When Hyim Shafner first started working as the campus rabbi for St. Louis Hillel at Washington University in the mid-1990s, he was approached by a male student with an unusual request.
“I’m having trouble meeting guys, rabbi,” Shafner remembers the student saying. “Can you fix me up with a nice Jewish boy?”
Suddenly Shafner’s days at the Orthodox Yeshiva University in New York “felt very far away,” he said.
But moments like that at the university got Shafner, now the rabbi at Bais Abraham Congregation in University City, to begin thinking more seriously about the special problems faced by homosexual Orthodox Jews.
“Jews are not a very big people,” he said. “I think of Judaism as a family, and it’s a shame someone has to leave Orthodoxy — their faith that they value — because they don’t feel like they can find a place in the family.”

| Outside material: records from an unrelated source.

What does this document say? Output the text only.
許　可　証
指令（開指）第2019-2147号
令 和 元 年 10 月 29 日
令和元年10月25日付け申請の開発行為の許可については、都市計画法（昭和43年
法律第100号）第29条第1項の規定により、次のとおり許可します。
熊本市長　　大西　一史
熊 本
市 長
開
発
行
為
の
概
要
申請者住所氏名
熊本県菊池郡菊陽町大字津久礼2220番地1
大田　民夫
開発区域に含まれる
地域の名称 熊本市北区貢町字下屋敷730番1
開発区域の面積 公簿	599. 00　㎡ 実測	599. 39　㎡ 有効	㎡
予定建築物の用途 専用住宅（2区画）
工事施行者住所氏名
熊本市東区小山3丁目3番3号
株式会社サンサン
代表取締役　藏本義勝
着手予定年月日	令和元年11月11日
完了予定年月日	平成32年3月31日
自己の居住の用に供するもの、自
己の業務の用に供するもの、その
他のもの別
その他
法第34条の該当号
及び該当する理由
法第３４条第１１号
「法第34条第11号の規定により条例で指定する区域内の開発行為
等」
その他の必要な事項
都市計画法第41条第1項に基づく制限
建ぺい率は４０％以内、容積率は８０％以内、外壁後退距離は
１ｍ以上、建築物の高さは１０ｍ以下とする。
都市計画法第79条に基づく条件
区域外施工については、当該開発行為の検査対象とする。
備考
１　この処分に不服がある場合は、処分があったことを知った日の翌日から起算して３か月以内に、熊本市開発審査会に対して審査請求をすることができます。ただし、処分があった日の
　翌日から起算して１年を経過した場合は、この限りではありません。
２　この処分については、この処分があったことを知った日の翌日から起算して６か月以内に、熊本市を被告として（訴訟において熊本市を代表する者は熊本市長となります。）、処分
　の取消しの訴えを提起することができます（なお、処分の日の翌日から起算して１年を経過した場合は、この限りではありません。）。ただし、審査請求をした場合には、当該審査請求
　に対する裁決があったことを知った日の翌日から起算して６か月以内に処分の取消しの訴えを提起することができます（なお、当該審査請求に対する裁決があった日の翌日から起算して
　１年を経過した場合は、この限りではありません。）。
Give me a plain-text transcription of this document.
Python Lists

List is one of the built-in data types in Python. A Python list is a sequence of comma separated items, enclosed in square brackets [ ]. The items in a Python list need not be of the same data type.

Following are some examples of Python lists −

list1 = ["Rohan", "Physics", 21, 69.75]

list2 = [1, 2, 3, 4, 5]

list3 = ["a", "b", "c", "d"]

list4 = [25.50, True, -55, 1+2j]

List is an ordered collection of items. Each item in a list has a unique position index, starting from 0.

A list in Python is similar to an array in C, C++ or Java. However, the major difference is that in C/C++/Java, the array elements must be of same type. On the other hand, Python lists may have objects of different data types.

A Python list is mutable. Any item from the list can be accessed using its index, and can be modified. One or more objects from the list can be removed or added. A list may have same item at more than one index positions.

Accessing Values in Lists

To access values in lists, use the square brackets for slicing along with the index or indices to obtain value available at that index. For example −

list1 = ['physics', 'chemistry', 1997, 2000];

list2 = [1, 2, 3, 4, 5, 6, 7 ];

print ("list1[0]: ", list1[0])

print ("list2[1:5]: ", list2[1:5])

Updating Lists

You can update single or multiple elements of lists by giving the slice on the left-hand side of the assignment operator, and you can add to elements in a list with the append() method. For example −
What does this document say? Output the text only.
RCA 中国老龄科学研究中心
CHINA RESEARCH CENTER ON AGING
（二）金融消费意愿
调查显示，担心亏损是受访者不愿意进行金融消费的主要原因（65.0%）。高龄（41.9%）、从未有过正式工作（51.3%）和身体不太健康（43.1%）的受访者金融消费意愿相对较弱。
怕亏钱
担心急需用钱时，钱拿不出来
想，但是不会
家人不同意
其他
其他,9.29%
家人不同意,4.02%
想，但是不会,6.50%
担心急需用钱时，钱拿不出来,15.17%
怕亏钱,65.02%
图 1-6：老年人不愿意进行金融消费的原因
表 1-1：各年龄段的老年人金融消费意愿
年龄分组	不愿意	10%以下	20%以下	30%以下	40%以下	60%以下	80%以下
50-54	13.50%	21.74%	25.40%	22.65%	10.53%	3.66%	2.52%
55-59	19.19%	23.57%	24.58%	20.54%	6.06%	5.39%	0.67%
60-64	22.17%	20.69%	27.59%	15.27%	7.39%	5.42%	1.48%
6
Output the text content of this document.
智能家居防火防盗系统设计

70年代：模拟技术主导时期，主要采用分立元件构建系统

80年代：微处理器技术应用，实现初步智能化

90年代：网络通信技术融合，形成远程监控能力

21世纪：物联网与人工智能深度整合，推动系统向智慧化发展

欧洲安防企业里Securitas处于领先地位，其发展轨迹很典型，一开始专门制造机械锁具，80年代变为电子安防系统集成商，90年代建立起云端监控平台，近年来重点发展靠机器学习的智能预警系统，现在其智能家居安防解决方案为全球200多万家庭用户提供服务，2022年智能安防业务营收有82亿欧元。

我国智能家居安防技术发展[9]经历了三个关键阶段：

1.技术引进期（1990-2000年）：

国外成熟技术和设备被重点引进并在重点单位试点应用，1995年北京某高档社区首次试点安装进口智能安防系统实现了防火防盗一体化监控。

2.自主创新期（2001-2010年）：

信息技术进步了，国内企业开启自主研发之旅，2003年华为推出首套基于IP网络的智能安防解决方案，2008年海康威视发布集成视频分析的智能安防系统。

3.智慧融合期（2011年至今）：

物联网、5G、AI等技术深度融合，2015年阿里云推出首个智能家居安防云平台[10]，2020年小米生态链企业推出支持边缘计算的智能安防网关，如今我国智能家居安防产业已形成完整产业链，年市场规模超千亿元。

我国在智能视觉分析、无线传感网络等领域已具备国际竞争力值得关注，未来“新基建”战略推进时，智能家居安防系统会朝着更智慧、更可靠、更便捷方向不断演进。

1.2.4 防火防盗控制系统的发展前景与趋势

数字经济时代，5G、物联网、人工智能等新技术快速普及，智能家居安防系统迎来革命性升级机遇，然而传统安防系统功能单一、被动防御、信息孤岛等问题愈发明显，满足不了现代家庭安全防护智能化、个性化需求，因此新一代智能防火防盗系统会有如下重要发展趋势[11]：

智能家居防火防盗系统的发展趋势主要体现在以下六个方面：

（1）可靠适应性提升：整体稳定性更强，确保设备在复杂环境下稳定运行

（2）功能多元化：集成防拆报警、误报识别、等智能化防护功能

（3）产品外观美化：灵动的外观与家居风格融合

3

As a way to introduce St. Louis’ Orthodox Jewish community to the lesbian, gay, bi-sexual and transgender — or LGBT — community, Bais Abraham and the Jewish Community Center of St. Louis will host a weekend of events April 12 to 14 designed to support Orthodox LGBT Jews.
The event was organized by Eshel, an organization that tries to create understanding for LGBT Jews in traditional Jewish communities. Eshel is bringing in three speakers to discuss what it’s like to be LGBT and Orthodox. The organization has held similar events in New York, Los Angeles and Washington, but next weekend’s event will be the first time it has brought a program like this to the Midwest.
“A lot of people are very curious about this topic,” said Aviva Buck-Yael, a member of Bais Abraham and an Eshel board member. “In most places, we have surprising turn outs. ... They want to know why people wish to stay in the Orthodox community when they’re LGBT. They want to find out how they make that work.”